The large stone groaned as it moved out of its resting place. There had been weeds and trees growing around the area, and instead of killing them with the stone moving, they simply moved out of the way. Dante wanted nothing or no one to suffer unnecessarily.

The entrance was bright with sunlight. Mercy knew that the deeper they went into the belly of the mountain it would grow darker. As soon as they reached the cave where they had stored things—the queen had saved all this for them—the way would be bright again. The mountain, knowing who they were, would open an opening wide and deep so that the sunlight would be surrounding them in the place of treasures.

“Oh my. Oh my, oh my. There is much more than I could even imagine here.” Joel walked around the trunks and piles of coins and gold. Silver too was stashed in here, as well as gems the size of his head. “You could put the national banks out of business with all this.”

He never touched anything, Mercy noticed, but kept his hands at his back while he peeked into whatever he saw that interested him. Leaving him to look around, she went to the walls to find what she’d wanted since falling in love with the man.

The rings were just where she’d seen them last—wedding bands made of the purest silver and adorned with a single diamond on the woman’s band. The diamond was pink, a lovely shade of the palest color she’d ever seen. She knew, too, where she’d gotten it from. Joel joined her when she called for him.

“The ship that was bringing the king to Dante’s castle had these on his ship when he was coming across the sea. There were many more pieces he brought—not for Dante, but for the new bride that was being held in the lower chambers of the ship.” Joel took both pieces and asked her what happened to the woman. “She was nearly dead when we got to the boat. They had forgotten about her, I guess, and she starved, too weak to try and move. It wouldn’t have mattered to him, I don’t suppose—it had not mattered to him that she didn’t want to come with him. She had a husband of her own, four sons too. I guess that is why he took her—she was ripe to bear him a son.”

“You killed him.” She nodded, then shook her head. “I’m assuming that you all did. Went out to sea to kill the man who took your queen’s life, so to speak?”

“No, it was only I that sunk the ship. I was angry, you see. Not because Dante had died, but that she had given us the abili

ty to shift into humans. The others were happy, in a way, I guess. I blamed it all on him. It was, I guess, his fault really. But to me, he was the sole reason that she had died. So, I took the biggest boulder I could find and dropped it from a great height to sink his ship. But I promise you, Joel, I saved anyone that was there against their will. And there were quite a few of them.”

“And these rings? You found them while searching the ship?” She told him that she’d found them when she’d found the bride. They were hers and her husband’s. The king had killed her family so that she’d be free to go. “Such a sad story to go with a set of wedding rings. Don’t you think?”
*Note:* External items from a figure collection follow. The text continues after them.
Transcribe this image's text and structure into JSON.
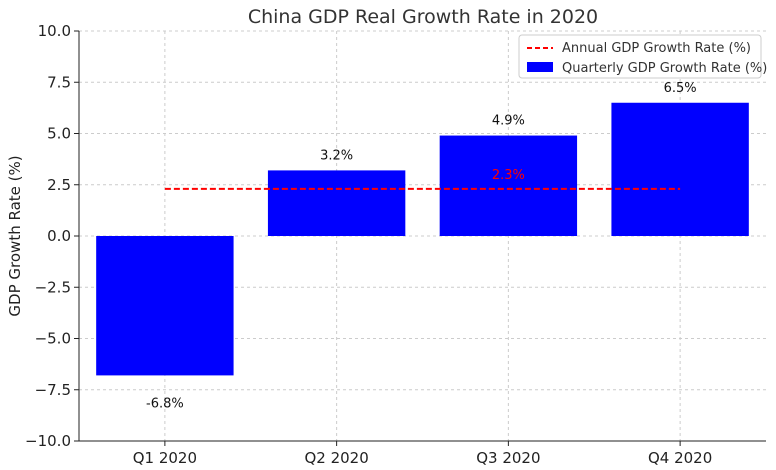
{
  "chart_data": {
    "type": "bar",
    "title": "China GDP Real Growth Rate in 2020",
    "xlabel": "",
    "ylabel": "GDP Growth Rate (%)",
    "categories": [
      "Q1 2020",
      "Q2 2020",
      "Q3 2020",
      "Q4 2020"
    ],
    "series": [
      {
        "name": "Quarterly GDP Growth Rate (%)",
        "kind": "bar",
        "color": "#0000ff",
        "values": [
          -6.8,
          3.2,
          4.9,
          6.5
        ],
        "labels": [
          "-6.8%",
          "3.2%",
          "4.9%",
          "6.5%"
        ]
      },
      {
        "name": "Annual GDP Growth Rate (%)",
        "kind": "hline",
        "color": "#ff0000",
        "style": "dashed",
        "value": 2.3,
        "label": "2.3%"
      }
    ],
    "ylim": [
      -10.0,
      10.0
    ],
    "yticks": [
      -10.0,
      -7.5,
      -5.0,
      -2.5,
      0.0,
      2.5,
      5.0,
      7.5,
      10.0
    ],
    "ytick_labels": [
      "−10.0",
      "−7.5",
      "−5.0",
      "−2.5",
      "0.0",
      "2.5",
      "5.0",
      "7.5",
      "10.0"
    ],
    "grid": true,
    "legend_position": "top-right"
  }
}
“Perhaps. But you see, she begged me to take them with me before she died. To give them love and life again. That the sorrow that was attached to them should be erased by a true love, one that could make the wrong right for her. She told me to marry someday, have many children, and give the rings to my first-born son, that he too could find happiness in such a beautiful beginning.”

“That’s very lovely.” He slipped her ring on her finger and she did the same to his. The rings fit them as if they’d been made only for them. “I will give you as much happiness and safety as you have given me and mine. I will only love you, Mercy Oliver, for the rest of my days.”

They kissed, and it felt like they were married for the first time.